2. Human Resources. (for details see https://www.kaggle.com/ludobenistant/hr-analytics)

3. Telco Churn. (for details see http://didawiki.di.unipi.it/doku.php/dm/mains.santanna.dm4crm.2016)

4. Adult. (for details see https://archive.ics.uci.edu/ml/datasets/Adult)

5. Credit Card (for details see https://archive.ics.uci.edu/ml/datasets/default+of+credit+card+clients)

Exercises

Guidelines:

Each group (2-3 people) is required to deliver a report (max 20 pages including all figures) describing the methods adopted and the discussion of the most interesting achieved results with reference to the tasks listed below. Assume that the report is targeted to a marketing strategist, who is interested to learn the story inferred in the various data mining analyses and to receive suggestions on how to take appropriate actions as a consequence.

1. Data Understanding: useful as a preliminary step to capture basic data property. Distribution analysis, statistical exploration, correlation analysis, suitable transformation of variables and elimination of redundant variables, management of missing values.

2. Pattern Mining Analysis. Problem: prepare data and extract interesting association rules and frequent patterns. The report should discuss the parameters used for the analyses, justifying your findings related to the most interesting rules according to the different measure introduced in the course.

3. Customer Segmentation. Problem: find a high-quality clustering using clustering algorithms and discuss the profile of each found cluster (in terms of the properties that describe the properties of the customers of each cluster). The report should illustrate the adopted clustering methodology and the cluster interpretation. In particular, in case of k-means, it is necessary to discuss the identification of the best value of k and the characterisation of the obtained clusters by using both analysis of the k centroids and comparison of the statistics of variables within the clusters with that in the whole dataset.

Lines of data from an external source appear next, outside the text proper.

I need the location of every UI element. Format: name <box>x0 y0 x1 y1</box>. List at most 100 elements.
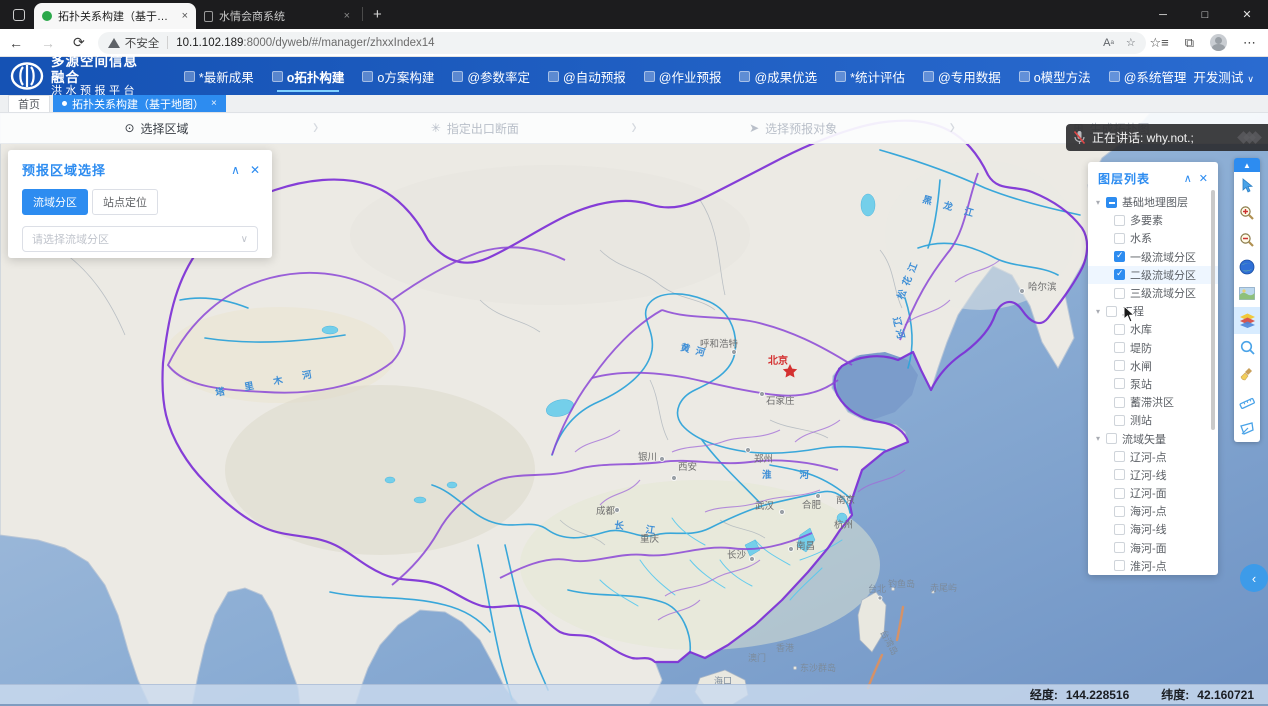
layer-node[interactable]: 辽河-线 <box>1088 466 1218 484</box>
caret-icon[interactable]: ▾ <box>1096 198 1106 207</box>
layer-node[interactable]: 辽河-点 <box>1088 448 1218 466</box>
menu-item-job-forecast[interactable]: @作业预报 <box>637 57 729 95</box>
tab-close-icon[interactable]: × <box>211 98 217 109</box>
scrollbar-thumb[interactable] <box>1211 190 1215 430</box>
toolbar-collapse-icon[interactable]: ▲ <box>1234 158 1260 172</box>
forward-icon[interactable]: → <box>32 35 64 51</box>
checkbox[interactable] <box>1114 288 1125 299</box>
browser-tab-active[interactable]: 拓扑关系构建（基于地图）- 多 × <box>34 3 196 29</box>
menu-item-latest[interactable]: *最新成果 <box>177 57 261 95</box>
layer-node[interactable]: 水系 <box>1088 229 1218 247</box>
read-aloud-icon[interactable]: Aᵃ <box>1103 37 1114 49</box>
pointer-icon[interactable] <box>1234 172 1260 199</box>
menu-item-special-data[interactable]: @专用数据 <box>916 57 1008 95</box>
tab-basin-partition[interactable]: 流域分区 <box>22 189 88 215</box>
checkbox[interactable] <box>1114 378 1125 389</box>
menu-item-result-select[interactable]: @成果优选 <box>732 57 824 95</box>
checkbox[interactable] <box>1114 233 1125 244</box>
layer-node[interactable]: 测站 <box>1088 411 1218 429</box>
layer-node[interactable]: 海河-线 <box>1088 520 1218 538</box>
layer-node-project[interactable]: ▾工程 <box>1088 302 1218 320</box>
checkbox-checked[interactable] <box>1114 251 1125 262</box>
panel-collapse-button[interactable]: ‹ <box>1240 564 1268 592</box>
add-favorite-icon[interactable]: ☆ <box>1126 36 1136 49</box>
menu-item-system[interactable]: @系统管理 <box>1102 57 1194 95</box>
globe-icon[interactable] <box>1234 253 1260 280</box>
basemap-icon[interactable] <box>1234 280 1260 307</box>
measure-distance-icon[interactable] <box>1234 388 1260 415</box>
step-select-region[interactable]: ⊙选择区域 <box>0 120 313 137</box>
collections-icon[interactable]: ⧉ <box>1185 35 1194 51</box>
profile-avatar[interactable] <box>1210 34 1227 51</box>
browser-tab-2[interactable]: 水情会商系统 × <box>196 3 358 29</box>
menu-item-topology[interactable]: o拓扑构建 <box>265 57 352 95</box>
tab-station-locate[interactable]: 站点定位 <box>92 189 158 215</box>
identify-search-icon[interactable] <box>1234 334 1260 361</box>
caret-icon[interactable]: ▾ <box>1096 307 1106 316</box>
menu-item-model[interactable]: o模型方法 <box>1012 57 1098 95</box>
user-menu[interactable]: 开发测试∨ <box>1193 67 1254 86</box>
layer-node[interactable]: 一级流域分区 <box>1088 248 1218 266</box>
close-icon[interactable]: ✕ <box>1199 172 1208 185</box>
layer-node[interactable]: 多要素 <box>1088 211 1218 229</box>
layer-node[interactable]: 三级流域分区 <box>1088 284 1218 302</box>
menu-item-stats[interactable]: *统计评估 <box>828 57 912 95</box>
collapse-icon[interactable]: ∧ <box>1184 172 1192 185</box>
checkbox[interactable] <box>1114 360 1125 371</box>
url-field[interactable]: 不安全 10.1.102.189 :8000/dyweb/#/manager/z… <box>98 32 1146 54</box>
layer-node[interactable]: 水闸 <box>1088 357 1218 375</box>
maximize-button[interactable]: □ <box>1184 0 1226 29</box>
tab-close-icon[interactable]: × <box>182 10 188 22</box>
layer-node[interactable]: 二级流域分区 <box>1088 266 1218 284</box>
collapse-icon[interactable]: ∧ <box>231 163 240 177</box>
step-forecast-object[interactable]: ➤选择预报对象 <box>637 120 950 137</box>
layer-node[interactable]: 蓄滞洪区 <box>1088 393 1218 411</box>
layer-node-base[interactable]: ▾基础地理图层 <box>1088 193 1218 211</box>
checkbox[interactable] <box>1114 469 1125 480</box>
checkbox[interactable] <box>1114 415 1125 426</box>
new-tab-button[interactable]: + <box>367 6 388 23</box>
layer-node[interactable]: 海河-点 <box>1088 502 1218 520</box>
tab-actions-icon[interactable] <box>6 4 32 26</box>
checkbox[interactable] <box>1114 506 1125 517</box>
checkbox[interactable] <box>1114 324 1125 335</box>
menu-item-calibration[interactable]: @参数率定 <box>445 57 537 95</box>
checkbox[interactable] <box>1106 433 1117 444</box>
layers-icon[interactable] <box>1234 307 1260 334</box>
favorites-bar-icon[interactable]: ☆≡ <box>1149 35 1168 51</box>
layer-node[interactable]: 海河-面 <box>1088 539 1218 557</box>
checkbox[interactable] <box>1114 542 1125 553</box>
tab-home[interactable]: 首页 <box>8 95 50 112</box>
layer-node-vectors[interactable]: ▾流域矢量 <box>1088 429 1218 447</box>
clear-brush-icon[interactable] <box>1234 361 1260 388</box>
checkbox-indeterminate[interactable] <box>1106 197 1117 208</box>
measure-area-icon[interactable] <box>1234 415 1260 442</box>
layer-node[interactable]: 辽河-面 <box>1088 484 1218 502</box>
refresh-icon[interactable]: ⟳ <box>64 34 94 51</box>
checkbox[interactable] <box>1114 488 1125 499</box>
caret-icon[interactable]: ▾ <box>1096 434 1106 443</box>
step-outlet-section[interactable]: ✳指定出口断面 <box>318 120 631 137</box>
basin-select[interactable]: 请选择流域分区 ∨ <box>22 226 258 252</box>
checkbox[interactable] <box>1114 560 1125 571</box>
checkbox[interactable] <box>1114 215 1125 226</box>
checkbox[interactable] <box>1114 451 1125 462</box>
layer-node[interactable]: 淮河-点 <box>1088 557 1218 575</box>
layer-node[interactable]: 堤防 <box>1088 339 1218 357</box>
checkbox-checked[interactable] <box>1114 269 1125 280</box>
tab-close-icon[interactable]: × <box>344 10 350 22</box>
tab-topology-map[interactable]: 拓扑关系构建（基于地图） × <box>53 95 226 112</box>
checkbox[interactable] <box>1114 397 1125 408</box>
menu-item-auto-forecast[interactable]: @自动预报 <box>541 57 633 95</box>
settings-menu-icon[interactable]: ⋯ <box>1243 35 1256 51</box>
zoom-out-icon[interactable] <box>1234 226 1260 253</box>
layer-node[interactable]: 泵站 <box>1088 375 1218 393</box>
layer-node[interactable]: 水库 <box>1088 320 1218 338</box>
close-button[interactable]: ✕ <box>1226 0 1268 29</box>
checkbox[interactable] <box>1114 342 1125 353</box>
back-icon[interactable]: ← <box>0 35 32 51</box>
close-icon[interactable]: ✕ <box>250 163 260 177</box>
checkbox[interactable] <box>1114 524 1125 535</box>
checkbox[interactable] <box>1106 306 1117 317</box>
zoom-in-icon[interactable] <box>1234 199 1260 226</box>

4. Classification Analysis. Problem: find a high-quality decision tree for predicting a feature of a customer. The report should illustrate the adopted classification methodology and the decision tree validation and interpretation, describing also the process adopted to select the proposed tree, together with its quality evaluation.

Deadline: send the report by email to all instructors within 22 June 2019. Specify [MAINS] in the subject of the email.

Exams

The exam consists in the evaluation of the report of the proposed mining exercises.